What I noticed so far from quickly looking into this:
On gitlab.com we're reporting a total of 35 branches, yet when I clone the repository I only end up having 3 branches. Loading the branches page locally works fine with those 3 branches.
The branches page basically works as following:
For every branch in the repository, get the latest commit
Check if this commit has been merged into the default branch
Continue until we've had all branches
From the top of my head I can see two main problems here:
When there are a lot of branches comparing the latest commit of these branches might be expensive. The sheer number of commits might further degrade performance.
The NFS server (or Azure) is not performing as well as it should.
@warsaw Is there another Git mirror of this repository that I can clone, hopefully with the 35 branches? That way I can test this locally to see if it's a problem with the application or our infrastructure.
Also, cloning this repository via HTTPS takes forever while cloning over SSH is blazing fast. This could be an issue with Workhorse horsing around too much, I doubt it's related to the NFS (or anything in between) as SSH would also suffer from it if this were the case.
I ended up cloning the GitHub mirror, the branches page loads in about 4-5 seconds locally. Looking at the output of our profiler I'm not seeing any database queries that might be problematic, suggesting this is indeed a problem with our Git interaction code or infrastructure.

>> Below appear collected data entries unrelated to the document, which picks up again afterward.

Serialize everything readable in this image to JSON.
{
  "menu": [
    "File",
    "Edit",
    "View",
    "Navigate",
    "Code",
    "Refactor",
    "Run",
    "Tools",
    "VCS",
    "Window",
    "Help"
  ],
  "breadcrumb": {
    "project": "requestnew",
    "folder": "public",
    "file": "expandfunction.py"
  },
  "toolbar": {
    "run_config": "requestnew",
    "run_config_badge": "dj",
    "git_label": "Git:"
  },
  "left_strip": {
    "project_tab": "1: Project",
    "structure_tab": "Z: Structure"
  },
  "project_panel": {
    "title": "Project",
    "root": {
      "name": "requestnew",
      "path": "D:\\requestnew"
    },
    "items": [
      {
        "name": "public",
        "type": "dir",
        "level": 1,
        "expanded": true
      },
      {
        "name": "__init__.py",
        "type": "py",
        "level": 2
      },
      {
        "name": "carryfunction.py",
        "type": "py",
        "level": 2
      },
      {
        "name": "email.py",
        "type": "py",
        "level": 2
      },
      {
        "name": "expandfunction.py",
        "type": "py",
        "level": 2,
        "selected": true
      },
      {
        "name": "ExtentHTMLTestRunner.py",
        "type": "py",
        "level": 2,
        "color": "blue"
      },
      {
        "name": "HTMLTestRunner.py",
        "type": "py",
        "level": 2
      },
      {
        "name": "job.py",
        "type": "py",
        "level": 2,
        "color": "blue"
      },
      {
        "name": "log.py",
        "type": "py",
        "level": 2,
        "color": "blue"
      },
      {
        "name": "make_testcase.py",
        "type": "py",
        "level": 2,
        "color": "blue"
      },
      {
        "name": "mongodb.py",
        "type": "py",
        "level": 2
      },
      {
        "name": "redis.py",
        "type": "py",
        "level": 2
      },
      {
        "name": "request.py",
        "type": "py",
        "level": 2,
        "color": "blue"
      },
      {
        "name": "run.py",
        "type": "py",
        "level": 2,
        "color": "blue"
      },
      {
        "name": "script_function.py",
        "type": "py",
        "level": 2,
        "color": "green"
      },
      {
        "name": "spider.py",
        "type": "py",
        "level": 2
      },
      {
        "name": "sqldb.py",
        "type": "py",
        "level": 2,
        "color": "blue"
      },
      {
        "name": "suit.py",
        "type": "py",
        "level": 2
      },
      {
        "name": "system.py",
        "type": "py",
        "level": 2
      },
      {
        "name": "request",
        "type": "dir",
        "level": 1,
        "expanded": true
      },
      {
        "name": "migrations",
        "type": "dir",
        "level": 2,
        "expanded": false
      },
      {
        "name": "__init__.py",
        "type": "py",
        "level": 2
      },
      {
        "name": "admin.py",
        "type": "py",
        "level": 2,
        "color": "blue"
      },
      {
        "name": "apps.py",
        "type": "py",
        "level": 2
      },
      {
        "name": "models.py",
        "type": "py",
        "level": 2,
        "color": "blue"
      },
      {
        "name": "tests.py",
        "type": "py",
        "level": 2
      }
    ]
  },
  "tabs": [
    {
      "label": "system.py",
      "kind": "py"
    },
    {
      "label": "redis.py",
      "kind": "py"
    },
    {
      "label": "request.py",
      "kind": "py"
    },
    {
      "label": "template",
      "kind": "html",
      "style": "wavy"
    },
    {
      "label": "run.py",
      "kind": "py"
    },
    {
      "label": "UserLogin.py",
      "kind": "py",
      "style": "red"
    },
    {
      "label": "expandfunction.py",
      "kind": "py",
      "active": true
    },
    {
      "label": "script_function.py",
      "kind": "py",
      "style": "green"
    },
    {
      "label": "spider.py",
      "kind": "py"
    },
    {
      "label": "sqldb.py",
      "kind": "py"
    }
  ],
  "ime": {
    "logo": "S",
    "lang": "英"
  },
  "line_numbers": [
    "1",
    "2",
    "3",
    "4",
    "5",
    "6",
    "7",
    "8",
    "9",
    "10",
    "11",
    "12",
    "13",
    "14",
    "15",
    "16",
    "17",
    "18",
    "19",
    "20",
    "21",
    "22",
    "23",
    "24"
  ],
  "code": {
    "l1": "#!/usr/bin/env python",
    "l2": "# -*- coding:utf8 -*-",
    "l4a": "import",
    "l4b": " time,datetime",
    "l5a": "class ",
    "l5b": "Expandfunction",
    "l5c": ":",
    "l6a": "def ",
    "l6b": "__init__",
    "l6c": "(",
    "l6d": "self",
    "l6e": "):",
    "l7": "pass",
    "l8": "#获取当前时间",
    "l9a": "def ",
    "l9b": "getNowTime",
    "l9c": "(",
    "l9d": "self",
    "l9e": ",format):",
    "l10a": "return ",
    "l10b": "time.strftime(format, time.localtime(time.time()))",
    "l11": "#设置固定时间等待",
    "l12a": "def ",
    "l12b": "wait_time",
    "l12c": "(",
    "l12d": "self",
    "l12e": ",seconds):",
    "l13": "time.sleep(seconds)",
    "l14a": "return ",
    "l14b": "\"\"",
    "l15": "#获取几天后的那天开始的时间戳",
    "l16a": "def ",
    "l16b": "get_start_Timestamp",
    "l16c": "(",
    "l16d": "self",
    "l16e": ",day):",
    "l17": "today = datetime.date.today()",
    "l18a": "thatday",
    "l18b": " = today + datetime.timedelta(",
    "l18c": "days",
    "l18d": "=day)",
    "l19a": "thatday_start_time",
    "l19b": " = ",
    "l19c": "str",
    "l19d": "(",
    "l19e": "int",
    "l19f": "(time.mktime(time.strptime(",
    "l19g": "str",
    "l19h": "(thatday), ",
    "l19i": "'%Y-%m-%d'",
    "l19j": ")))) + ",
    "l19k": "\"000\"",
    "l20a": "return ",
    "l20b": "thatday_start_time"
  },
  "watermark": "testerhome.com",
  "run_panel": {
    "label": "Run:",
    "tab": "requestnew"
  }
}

While the root reference of the default branch is already cached, the output of the commit method is not. Memoizing this could at least reduce the amount of Git commands by N with N being the amount of branches available. I'll take a look at this on Monday & Tuesday.
Sorry, haven't had time yet to further dig into this. I'm currently swamped by !1790 (merged) which requires many careful steps (and a lot of focus) to not break everything.
@warsaw Is there any form of deadline or time period when you folks will decide on what to use? I'm working on !1790 (merged) and I'd like to finish that first if possible, I hope to get this done the next 2 days. If the branches page is (more) urgent I can move things around, though the problem might be harder to fix if it's infrastructure related.
As a perhaps somewhat crazy alternative we could try setting up a githost.io account. I'm not sure what version we're currently running here, but it would allow testing without the gitlab.com infrastructure affecting things. @sytses would this be an option?
Roughly, by end of November we're going to evaluate the options and see what critical features or ui are missing. Then by mid-December we'll try to figure out how to work around those or a fix timeline. A final hosting decision will happen by January 1. Those are rough estimates and various things could push those back. My best guess is that the bulk of the evaluation will happen on or during the upcoming long USA Thanksgiving weekend.
Our goal --if PEP 507 is accepted-- would be to have a hosted solution of GitLab at git.python.org, and ideally we wouldn't have to maintain the instance. We have a ton of infrastructure to maintain and so few resources that one of the main reasons to move code hosting is to reduce the load on our volunteer sysadmins. Right now we self-host hg and Reitveld for code and review (and Roundup for bugs, but we're keeping that). I am a proponent for moving to git and I think GitLab CE is a perfect fit for us based on features and the Open Source licensing.
But I don't get to decide so I'm just trying to help make this the obvious choice!
I spent the morning looking into this to see if I could come up with a definitive solution. Sadly I can't find a solution on the application level. The code basically does the following:
Iterate over all branches in a project
Check if the latest commit of a branch is in the root branch (usually "master")
If so, set the "merged" status to true
Retrieving the latest commit from the root branch is already cached, thus there's little to do here. Iterating over the branches can't be done in any other way as Rugged/libgit2 doesn't provide a way of comparing multiple branches in a single call. As a result the above setup is currently the only possible solution.
One possible but rather complex solution is to set the "merged" status of a branch whenever a commit is pushed to it. Whenever a commit is force pushed to the root branch the "merged" status of all branches would also be rebuilt (e.g. a git push -f could remove a commit, thus leading to a branch no longer being merged). This setup however would require extra Sidekiq code, could lead to race conditions (push, Sidekiq starts working, another push, now the "merged" state might no longer be accurate). It would also require storing the branch names in PostgreSQL/MySQL as Git doesn't allow attaching of arbitrary meta-data to branches as far as I'm aware.
Caching the views wouldn't help either. If the first request leads to a timeout we'd never get to actually build the cache, thus we'd keep getting timeouts. Caching would also mean having to invalidate it upon every push, meaning it won't really help for busy projects.
The only viable solution I can think of is to simply make interacting with the Git repositories as fast as possible. Since this is more of an infrastructure related problem (certainly not something we can fix in GitLab CE itself) I'll be closing this issue.